Rolf Wiggershaus- Die Frankfurter Schule. Geschichte, theoretische Entwicklung, theoretische Bedeutung
Die ersten Tage des Institutes für Sozialforschung in Frankfurt
Während der Zeit der Novemberrevolution in Deutschland im Jahre 1918 wurde der Begriff der Sozialisierung besonders diskutiert. Vor allem der damalige Professor für Nationalökonomie in Tübingen Robert Wilbrandt forderte die Sozialisten auf, für die Sozialisierung des Landes sich stark zu machen.
Jedoch fand dieses Vorhaben bei der Regierung wenig Anklang. Dies zeigte sich in der damals eingeführten „Sozialisierungskommission“, ein Zusammenschluss zwischen SPD und USPD, der allerdings nur eine beratende Stellung zu Teil wurde. Zu dieser Kommission gehörte auch Wilbrandt, die sich jedoch im April 1919, nachdem verschiedene sozialisierende Gesetzesentwürfe noch nicht einmal veröffentlicht wurden, auflöste.

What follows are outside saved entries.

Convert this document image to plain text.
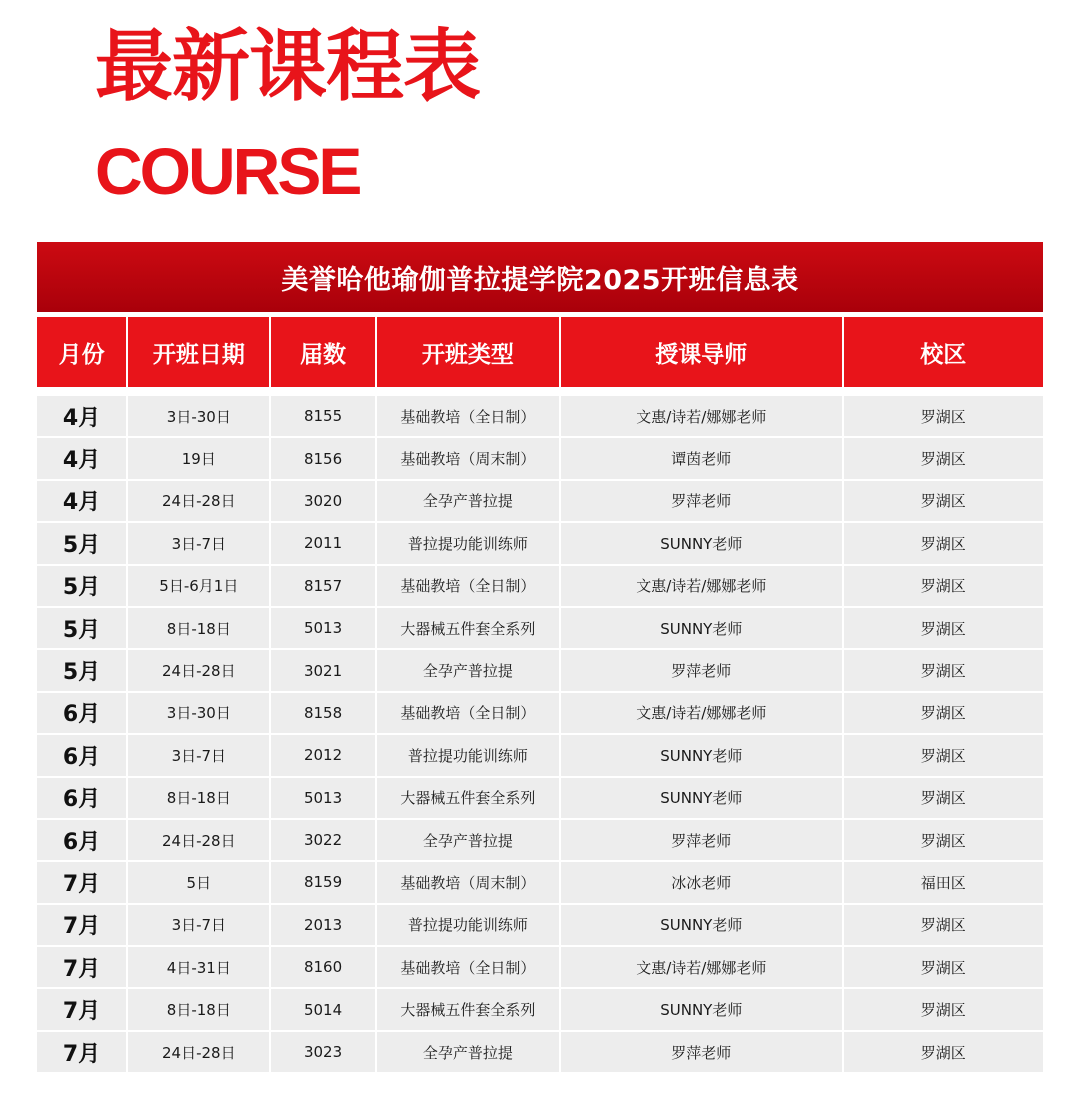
最新课程表
COURSE
美誉哈他瑜伽普拉提学院2025开班信息表
月份	开班日期	届数	开班类型	授课导师	校区

4月	3日-30日	8155	基础教培（全日制）	文惠/诗若/娜娜老师	罗湖区
4月	19日	8156	基础教培（周末制）	谭茵老师	罗湖区
4月	24日-28日	3020	全孕产普拉提	罗萍老师	罗湖区
5月	3日-7日	2011	普拉提功能训练师	SUNNY老师	罗湖区
5月	5日-6月1日	8157	基础教培（全日制）	文惠/诗若/娜娜老师	罗湖区
5月	8日-18日	5013	大器械五件套全系列	SUNNY老师	罗湖区
5月	24日-28日	3021	全孕产普拉提	罗萍老师	罗湖区
6月	3日-30日	8158	基础教培（全日制）	文惠/诗若/娜娜老师	罗湖区
6月	3日-7日	2012	普拉提功能训练师	SUNNY老师	罗湖区
6月	8日-18日	5013	大器械五件套全系列	SUNNY老师	罗湖区
6月	24日-28日	3022	全孕产普拉提	罗萍老师	罗湖区
7月	5日	8159	基础教培（周末制）	冰冰老师	福田区
7月	3日-7日	2013	普拉提功能训练师	SUNNY老师	罗湖区
7月	4日-31日	8160	基础教培（全日制）	文惠/诗若/娜娜老师	罗湖区
7月	8日-18日	5014	大器械五件套全系列	SUNNY老师	罗湖区
7月	24日-28日	3023	全孕产普拉提	罗萍老师	罗湖区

Nachdem Wilbrandt zum Sommersemester wieder nach Tübingen zurückkehrte, lernte er dort den 21 jährigen Studenten Felix Weil, dessen Vater einer der bedeutendsten Großhändler gewesen ist, kennen.
Schon im Jahre 1920, nachdem Weil wegen sozialistischer Aktivitäten kurzzeitig hinter Gitter gesteckt und von der Universität Tübingen verbannte wurde, nutzte er in Frankfurt die Gelegenheit, zu promovieren. Nebenbei wurde jene Arbeit ein Teil eines siebenbändigen Werkes mit dem Titel „Praktischer Sozialismus“, herausgegeben von Karl Korsch, dem Assistenten Wilbrandts in der Sozialisierungskommission. Dieses Band sollte als Art Aufklärungsreihe für Begabte zum besseren Verständnis des Sozialismus beitragen.
Im Jahre 1922 finanzierte dann die Familie Weil die so genannte Marxistische Arbeitswoche in Thüringen, ein erstes Zusammentreffen Intellektueller und Professoren aus sozialistischer Richtung.
Noch im selben Jahre folgten dann Felix Weil und Albert Gerlach, der sich seit dem Jahre 1918 mit sozialistischen Theorien und Diskussionen auseinandersetzte, dem Ruf ein Institut für den wissenschaftlichen Sozialismus aufzubauen.
Während Weil sich auf den Weg machte und in Berlin für das preußische Ministerium für Wissenschaft vorsprach, wandte sich Gerlach an die Universität in Frankfurt. Das Kuriose an diesen beiden Vorsprechen war, dass Weil ganz gezielt den marxistischen Gedanken in Berlin aufgriff, während Gerlach diesen Punkt kaum erwähnte.
1923 folgte dann die Genehmigung für den Bau eines Institutes für Sozialforschung, nebenbei wurde dann ebenfalls die „Gesellschaft für Sozialforschung e.V.“, deren Mitglieder u.a. Weil, Gerlach und Horkheimer angehörten, gegründet. Beide finanzierten sich größtenteils durch das Privatvermögen von Weil Senior.
Felix Weil musste sich dann einige Monate später mit der Aufgabe vertraut machen, einen Leiter zu finden, da Gerlach jung verstarb. Er entschied sich dann für Carl Grünberg.
Am 22. Juni 1924 wurde dann das Institut für Sozialforschung unter Führung Grünbergs eröffnet.
Grünberg ebnete den Weg für Wissenschaftler unterschiedlicher Weltanschauungen, indem für ihn Forschungsarbeiten und Methoden und keine politischen Einstellungen von Bedeutung waren.
In den ersten Jahren entwickelten sich die ersten Sammlungen und Forschungsreihen über die Geschichte des Sozialismus, der Arbeiterbewegung, der Wirtschaftsgeschichte, sowie der Kritik an der politischen Ökonomie.